Pensemos num município com 99 mil eleitores, onde a força mais votada não tem maioria na Câmara. A consequência? Decisões estratégicas e até administrativas deixam de ser tomadas com rapidez e eficiência. Com as autarquias a assumirem novas competências, é realista garantir respostas em áreas decisivas se tudo depender de reuniões quinzenais ou de negociações constantes que atrasam até o essencial?
Faz sentido ter câmaras a reunir quase diariamente, consumindo tempo técnico e político que devia estar dedicado a executar?
Outro exemplo: nesse município de 99 mil eleitores, o presidente só pode designar dois vereadores a tempo inteiro, ficando qualquer reforço dependente da Oposição.
É viável governar um território desses, com as atuais competências, com apenas três eleitos a tempo inteiro?
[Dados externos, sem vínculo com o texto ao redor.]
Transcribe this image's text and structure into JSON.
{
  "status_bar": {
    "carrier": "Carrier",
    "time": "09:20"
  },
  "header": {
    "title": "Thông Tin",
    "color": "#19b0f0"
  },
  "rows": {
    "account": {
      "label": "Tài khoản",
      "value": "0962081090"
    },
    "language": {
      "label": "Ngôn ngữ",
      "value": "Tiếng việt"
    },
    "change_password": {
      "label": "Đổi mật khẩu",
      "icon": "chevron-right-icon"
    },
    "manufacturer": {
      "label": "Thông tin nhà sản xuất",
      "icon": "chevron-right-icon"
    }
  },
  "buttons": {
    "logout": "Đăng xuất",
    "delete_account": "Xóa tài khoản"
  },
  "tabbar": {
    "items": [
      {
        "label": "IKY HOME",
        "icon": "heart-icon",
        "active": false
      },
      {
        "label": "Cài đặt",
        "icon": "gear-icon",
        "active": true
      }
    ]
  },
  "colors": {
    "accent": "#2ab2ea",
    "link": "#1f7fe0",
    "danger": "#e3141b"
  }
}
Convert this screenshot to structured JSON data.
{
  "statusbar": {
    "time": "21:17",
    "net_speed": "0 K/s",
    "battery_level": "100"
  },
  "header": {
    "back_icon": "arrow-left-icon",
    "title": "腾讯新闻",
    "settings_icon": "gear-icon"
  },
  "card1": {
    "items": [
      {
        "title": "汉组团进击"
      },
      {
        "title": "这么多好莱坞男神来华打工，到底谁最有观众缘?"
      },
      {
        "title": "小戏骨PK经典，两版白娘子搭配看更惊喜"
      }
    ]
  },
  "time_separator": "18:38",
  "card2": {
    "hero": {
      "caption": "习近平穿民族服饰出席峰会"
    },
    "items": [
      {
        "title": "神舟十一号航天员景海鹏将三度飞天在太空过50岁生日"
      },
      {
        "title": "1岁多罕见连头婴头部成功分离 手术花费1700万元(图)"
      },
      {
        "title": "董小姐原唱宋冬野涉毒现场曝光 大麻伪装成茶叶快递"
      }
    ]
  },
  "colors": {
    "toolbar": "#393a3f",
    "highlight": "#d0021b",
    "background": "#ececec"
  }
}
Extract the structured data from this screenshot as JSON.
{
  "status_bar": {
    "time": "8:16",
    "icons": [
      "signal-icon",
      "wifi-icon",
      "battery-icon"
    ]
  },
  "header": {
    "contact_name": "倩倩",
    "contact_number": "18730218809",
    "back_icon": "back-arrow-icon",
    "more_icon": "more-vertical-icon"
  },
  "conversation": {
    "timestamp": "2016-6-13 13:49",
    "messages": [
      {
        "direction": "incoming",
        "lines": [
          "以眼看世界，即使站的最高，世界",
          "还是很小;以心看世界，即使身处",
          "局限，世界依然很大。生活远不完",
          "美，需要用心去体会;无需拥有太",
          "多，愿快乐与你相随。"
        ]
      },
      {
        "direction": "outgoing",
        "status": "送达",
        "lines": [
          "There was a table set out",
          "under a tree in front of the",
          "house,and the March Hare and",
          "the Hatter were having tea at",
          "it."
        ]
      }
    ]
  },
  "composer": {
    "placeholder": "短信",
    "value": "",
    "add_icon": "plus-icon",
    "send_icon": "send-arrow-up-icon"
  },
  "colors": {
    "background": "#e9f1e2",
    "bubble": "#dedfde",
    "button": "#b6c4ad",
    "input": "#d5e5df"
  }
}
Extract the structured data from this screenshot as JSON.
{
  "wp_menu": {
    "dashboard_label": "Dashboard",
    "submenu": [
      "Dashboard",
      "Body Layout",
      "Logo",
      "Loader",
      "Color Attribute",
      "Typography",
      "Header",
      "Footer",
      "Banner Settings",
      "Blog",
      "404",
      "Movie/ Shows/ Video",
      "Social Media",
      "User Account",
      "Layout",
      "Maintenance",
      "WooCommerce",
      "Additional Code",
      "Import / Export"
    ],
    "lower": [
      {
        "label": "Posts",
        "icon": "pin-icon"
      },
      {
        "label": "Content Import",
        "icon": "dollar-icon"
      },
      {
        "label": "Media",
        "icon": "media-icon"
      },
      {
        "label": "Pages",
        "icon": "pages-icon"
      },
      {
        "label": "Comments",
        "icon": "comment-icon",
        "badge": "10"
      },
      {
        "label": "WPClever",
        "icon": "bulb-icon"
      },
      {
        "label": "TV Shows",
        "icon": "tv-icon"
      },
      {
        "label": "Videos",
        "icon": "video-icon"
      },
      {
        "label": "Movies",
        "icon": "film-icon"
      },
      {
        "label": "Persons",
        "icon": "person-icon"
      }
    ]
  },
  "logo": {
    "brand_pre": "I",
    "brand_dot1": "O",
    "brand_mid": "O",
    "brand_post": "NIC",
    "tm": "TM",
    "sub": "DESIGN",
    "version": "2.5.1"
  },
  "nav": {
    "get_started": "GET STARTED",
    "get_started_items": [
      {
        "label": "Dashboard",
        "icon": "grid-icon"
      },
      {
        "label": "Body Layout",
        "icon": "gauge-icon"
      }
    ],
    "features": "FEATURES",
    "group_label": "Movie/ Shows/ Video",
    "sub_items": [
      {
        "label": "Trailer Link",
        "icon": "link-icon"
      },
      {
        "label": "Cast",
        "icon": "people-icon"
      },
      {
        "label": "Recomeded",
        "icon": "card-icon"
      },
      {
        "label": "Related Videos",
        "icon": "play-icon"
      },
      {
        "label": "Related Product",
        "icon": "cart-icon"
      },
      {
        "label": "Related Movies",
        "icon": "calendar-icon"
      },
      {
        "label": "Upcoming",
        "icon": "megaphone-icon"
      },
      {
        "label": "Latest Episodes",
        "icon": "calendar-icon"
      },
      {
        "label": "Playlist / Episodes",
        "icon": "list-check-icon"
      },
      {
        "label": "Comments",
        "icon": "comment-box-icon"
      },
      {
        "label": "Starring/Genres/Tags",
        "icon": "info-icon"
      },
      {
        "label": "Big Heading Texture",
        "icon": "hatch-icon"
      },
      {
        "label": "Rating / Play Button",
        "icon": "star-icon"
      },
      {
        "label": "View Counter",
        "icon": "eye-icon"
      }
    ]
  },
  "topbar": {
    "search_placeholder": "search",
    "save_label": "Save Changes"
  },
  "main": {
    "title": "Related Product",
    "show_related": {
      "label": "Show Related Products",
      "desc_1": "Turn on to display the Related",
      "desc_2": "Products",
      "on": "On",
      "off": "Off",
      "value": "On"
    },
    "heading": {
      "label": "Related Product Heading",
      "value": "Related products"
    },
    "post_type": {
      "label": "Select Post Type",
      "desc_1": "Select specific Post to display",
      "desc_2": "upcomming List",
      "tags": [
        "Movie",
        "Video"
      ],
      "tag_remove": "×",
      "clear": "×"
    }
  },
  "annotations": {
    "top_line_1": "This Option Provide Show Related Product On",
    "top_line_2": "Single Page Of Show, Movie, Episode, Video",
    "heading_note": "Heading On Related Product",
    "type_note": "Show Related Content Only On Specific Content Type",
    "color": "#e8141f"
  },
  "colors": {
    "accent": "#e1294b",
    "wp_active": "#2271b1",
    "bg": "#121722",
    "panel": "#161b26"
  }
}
O resultado? Investimentos que se adiam, equipamentos que tardam, territórios que estagnam. Uma realidade insustentável, política e operacionalmente. Por isso, é necessário refletir sobre se o atual modelo, pensado para outro contexto, continua adequado.
Faz sentido que a Câmara - o órgão executivo - integre forças que estão politicamente interessadas em que não exista execução? Faz sentido manter um sistema que favorece bloqueios e incentiva a ingovernabilidade?
O que serve as populações é simples: que quem vence eleições possa executar e depois prestar contas; e que quem fiscaliza tenha meios reforçados para o fazer com rigor e transparência.
A revisão do quadro legal deve assentar nestes dois pilares: câmaras com capacidade de execução e assembleias municipais com poderes de fiscalização efetivos, garantindo equilíbrio e escrutínio.
O Poder Local precisa de mecanismos que permitam decidir, não de entraves que paralisam. Rever a lei autárquica não deve ser tabu. Deve ser um passo natural num país que confia nas suas câmaras municipais e lhes exige resultados.
Se queremos câmaras capazes de responder às exigências do século XXI, então é tempo de atualizar o seu enquadramento legal. Porque a democracia não se esgota na escolha dos representantes: ela pressupõe que eles tenham meios reais para cumprir o que prometeram.
Uma revisão ponderada e responsável das leis eleitorais autárquicas e dos poderes dos seus órgãos é, hoje, indispensável para honrar esse compromisso.